Personalidade conturbada pelos recalques e pela postura ensimesmada, o escritor aprendeu, como auto defesa psicológica , a
usar do riso sarcástico para ironizar a vida, o meio social e a moral de seus
contemporâneos.
Seus personagens são melancólicos títeres na mão do destino, assumindo
um comportamento bizarro diante das frustrações e complexos que marcam seus
cotidianos sem perspectiva.
No Diário de um Louco, a servil condição de um empregado fá-lo
sentir-se um rei no hospício, enquanto
em O Nariz e O Capote existe o escárnio
por trás do jogo das aparências. O primeiro homem acorda, assustado, sem o órgão nasal,
enquanto o simplório funcionário Akáki esconde-se atrás de um capote, adquirido
com tamanhas privações que o levam à
morte.
Embora estes três
textos sejam absolutamente literários , se notabilizaram nos palcos, ora em monólogos
, ora em forma de ópera ( O Nariz, de Shostakovich). Ao lado do único original
de Gógol para os palcos ( a popular comédia , O Inspetor Geral).
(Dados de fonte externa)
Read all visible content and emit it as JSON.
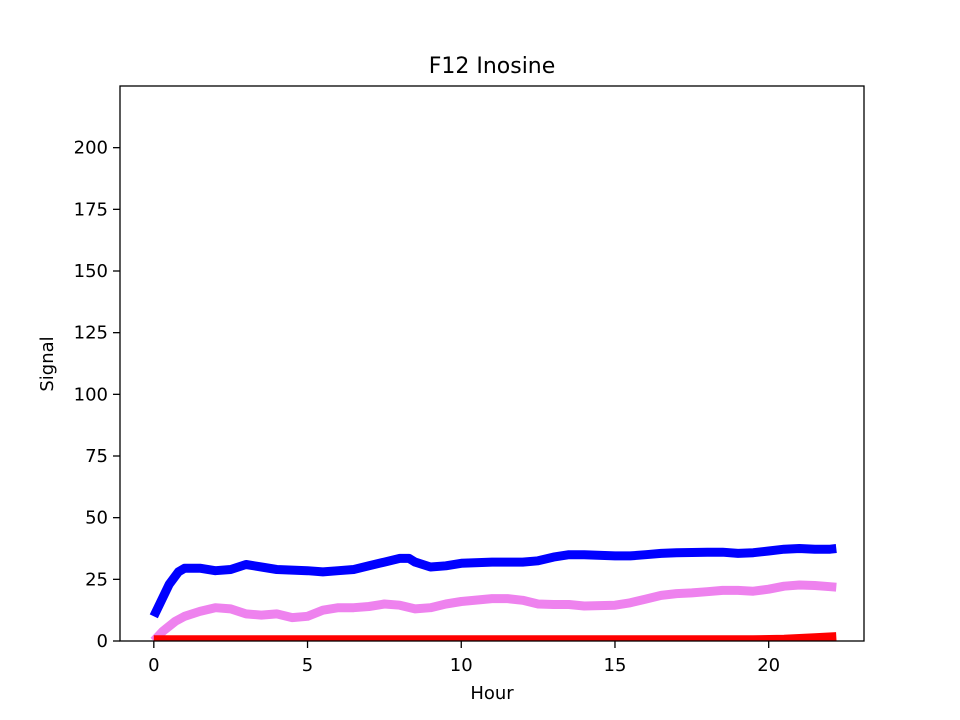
{
  "chart_data": {
    "type": "line",
    "title": "F12 Inosine",
    "xlabel": "Hour",
    "ylabel": "Signal",
    "xlim": [
      -1.1,
      23.1
    ],
    "ylim": [
      0,
      225
    ],
    "xticks": [
      0,
      5,
      10,
      15,
      20
    ],
    "yticks": [
      0,
      25,
      50,
      75,
      100,
      125,
      150,
      175,
      200
    ],
    "grid": false,
    "legend": "none",
    "series": [
      {
        "color": "#0000ff",
        "x": [
          0,
          0.5,
          0.8,
          1.0,
          1.5,
          2.0,
          2.5,
          3.0,
          3.5,
          4.0,
          5.0,
          5.5,
          6.0,
          6.5,
          7.0,
          7.5,
          8.0,
          8.3,
          8.5,
          9.0,
          9.5,
          10.0,
          11.0,
          12.0,
          12.5,
          13.0,
          13.5,
          14.0,
          15.0,
          15.5,
          16.0,
          16.5,
          17.0,
          18.0,
          18.5,
          19.0,
          19.5,
          20.0,
          20.5,
          21.0,
          21.5,
          22.0,
          22.2
        ],
        "y": [
          10,
          23,
          28,
          29.5,
          29.5,
          28.5,
          29,
          31,
          30,
          29,
          28.5,
          28,
          28.5,
          29,
          30.5,
          32,
          33.5,
          33.5,
          32,
          30,
          30.5,
          31.5,
          32,
          32,
          32.5,
          34,
          35,
          35,
          34.5,
          34.5,
          35,
          35.5,
          35.8,
          36,
          36,
          35.5,
          35.8,
          36.5,
          37.2,
          37.5,
          37.2,
          37.2,
          37.5
        ]
      },
      {
        "color": "#ee82ee",
        "x": [
          0,
          0.3,
          0.7,
          1.0,
          1.5,
          2.0,
          2.5,
          3.0,
          3.5,
          4.0,
          4.5,
          5.0,
          5.5,
          6.0,
          6.5,
          7.0,
          7.5,
          8.0,
          8.5,
          9.0,
          9.5,
          10.0,
          11.0,
          11.5,
          12.0,
          12.5,
          13.0,
          13.5,
          14.0,
          15.0,
          15.5,
          16.0,
          16.5,
          17.0,
          17.5,
          18.0,
          18.5,
          19.0,
          19.5,
          20.0,
          20.5,
          21.0,
          21.5,
          22.0,
          22.2
        ],
        "y": [
          0,
          4,
          8,
          10,
          12,
          13.5,
          13,
          11,
          10.5,
          11,
          9.5,
          10,
          12.5,
          13.5,
          13.5,
          14,
          15,
          14.5,
          13,
          13.5,
          15,
          16,
          17.2,
          17.2,
          16.5,
          15,
          14.8,
          14.8,
          14.2,
          14.5,
          15.5,
          17,
          18.5,
          19.2,
          19.5,
          20,
          20.5,
          20.5,
          20.2,
          21,
          22.2,
          22.7,
          22.5,
          22,
          21.8
        ]
      },
      {
        "color": "#ff0000",
        "x": [
          0,
          5,
          10,
          15,
          19.5,
          20.5,
          21.5,
          22.2
        ],
        "y": [
          0.5,
          0.5,
          0.5,
          0.5,
          0.5,
          0.7,
          1.3,
          1.8
        ]
      }
    ]
  }
}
É exatamente este universalismo ao caracterizar a condição
humana em seus mais ácidos baixios que faz de O Capote , um clássico atemporal.
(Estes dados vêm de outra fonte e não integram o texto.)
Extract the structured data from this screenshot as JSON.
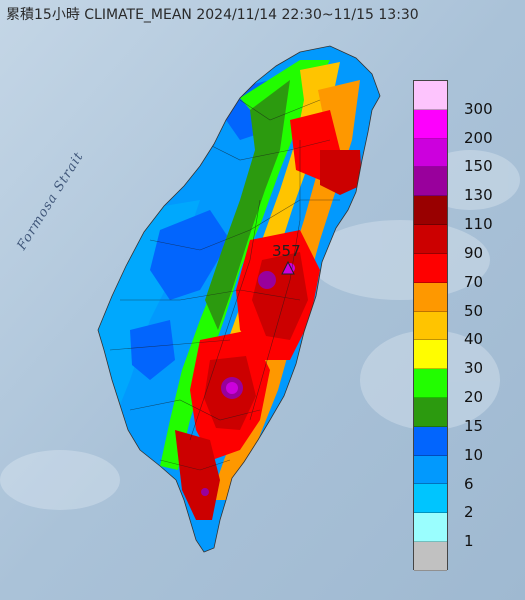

A opressiva mediocridade da ambiência burocrática continua a mesma, seja na
czarista São Petersburgo, seja em nossa capital federal.
A adaptação por Drauzio Varella, em seu formato de solilóquio,
procurou manter a força interiorizada do texto inicial. O que foi subvertido,
como uma opção dramatúrgica diferenciada por Cássio Pires, dividindo as vozes do
personagem mor Akaki(Rodolfo Vaz), com dois interlocutores/ narradores (Marcelo
Villas Boas/Rodrigo Fregnan).
Mesmo com o risco de perda da identificação confessional no
amargo discurso ideológico do protagonista, a montagem ganha pela inventividade
na perceptível experimentação cênica sob o comando de Yara de Novaes.
Através de uma claustrofóbica arquitetura cenográfica (André
Cortez), com sombrias luzes(Bruno Cerezoli) e espectrais projeções (Rogério
Velloso), sob os metafóricos acordes sonoros( Dr. Morris) ao vivo , pelo
teclado de Sarah Assis.
Onde o absurdo e o humor negro no retrato de um anti-herói são
atingidos , exponencialmente, na meticulosa performance de Rodolfo Vaz. Apesar do desvio exteriorizado, em detrimento da
nuance subjetiva, pelos dois narradores , há compensação na irreverente energia de Rodrigo Fregnan e Marcelo Villas Boas.
Tudo capaz, afinal , de tornar-se , na dissecação da pequenez da alma humana, um
fulgurante ato teatral de transfiguração
reflexiva do riso entre lágrimas.
O CAPOTE está em cartaz no Teatro I do CCBB, Centro do Rio, quarta a domingo, às 19h. 70 minutos. Até 13 de março.